Generale della Rovere
Directed by Roberto Rossellini
Written by Sergio Amidei, Diego Fabbri, Indro Montenelli and Roberto Rossellini from Montenelli’s novel
1959/Italy/France
Zebra Film/Societe Nouvelle de Establissements Gaumont
First viewing/YouTube
[box] Victorio Emanuele Bardone: Do you know what is the cause of all my troubles? Gambling! I always lose! What’s more, I always pay, and I’ve never cheated.[/box]
My YouTube experience with Rossellini’s film was such a disaster that I hesitated to review it. Despite everything, it had so much merit that I can recommend it and am waiting for an opportunity to see it properly.
It is late in WWII as the Allies are marching northward into Italy. They have not yet reached Genoa, where the movie takes place. Victorio Bandone (Vittorio de Sica) is a compulsive gambler, womanizer, and fraud. As the film begins, he owes a German officer 50,000 lira. He scammed 100,000 lira from a family on the promise that he could help a detained relative but promptly lost the whole amount gambling. The debt to German is something he must pay and his successive schemes to get the money all fail spectacularly.

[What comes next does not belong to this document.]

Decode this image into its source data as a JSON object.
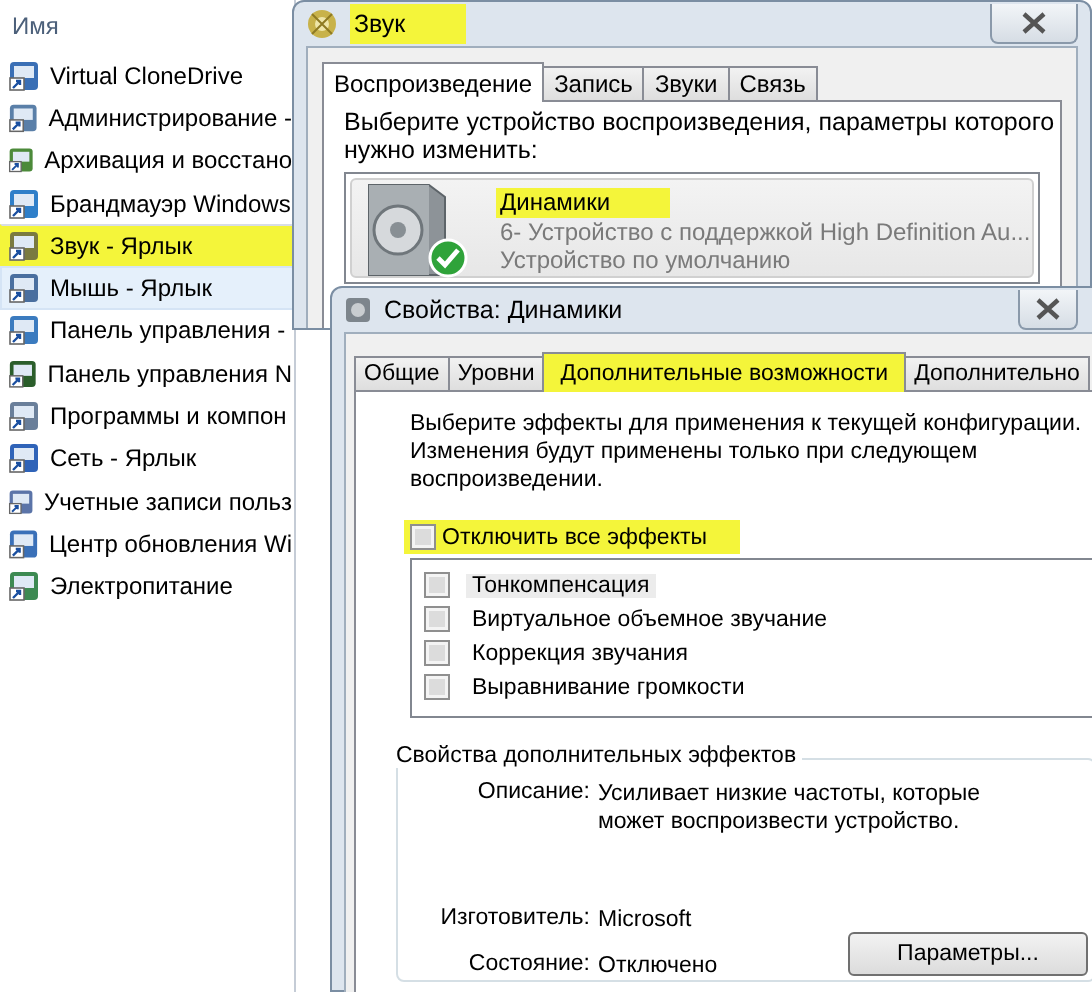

The courtly, affable Bardone is given one last chance – a choice between prison and a big pay off with a trip to Switzerland as a bonus. The Germans have killed Generale della Rovere, the military leader of the resistance, rather than capturing him as intended. They want to put Bardone in jail to impersonate the general and thus lure the political head of the organization, Fassio, and his comrades there to rescue their leader. It is an offer Bardone cannot refuse. When a group of rebels is arrested, the Germans still don’t know which one of them is Fassio, and Bardone must stealthily identify the man.
The free subtitled version of this film on YouTube was unsatisfactory. There was an iris effect obscuring parts of the frame. Then the sound went out of synch. To add insult to injury the video cut off the last five climactic minutes of the film! I was vaguely able to parse out what happened using my Spanish to decipher the Italian from the original language version.
Despite all that, this was among my favorite Rossellini films thus far. It turns out De Sica is pretty wonderful on both sides of the camera. He turns in a moving and nuanced performance. The feel harkens back to Rome: Open City without all the harrowing torture of that film. I can recommend it in some suitable format.
Generale Della Rovere was nominated for the Academy Award for Best Writing, Story and Screenplay – Written Directly for the Screen.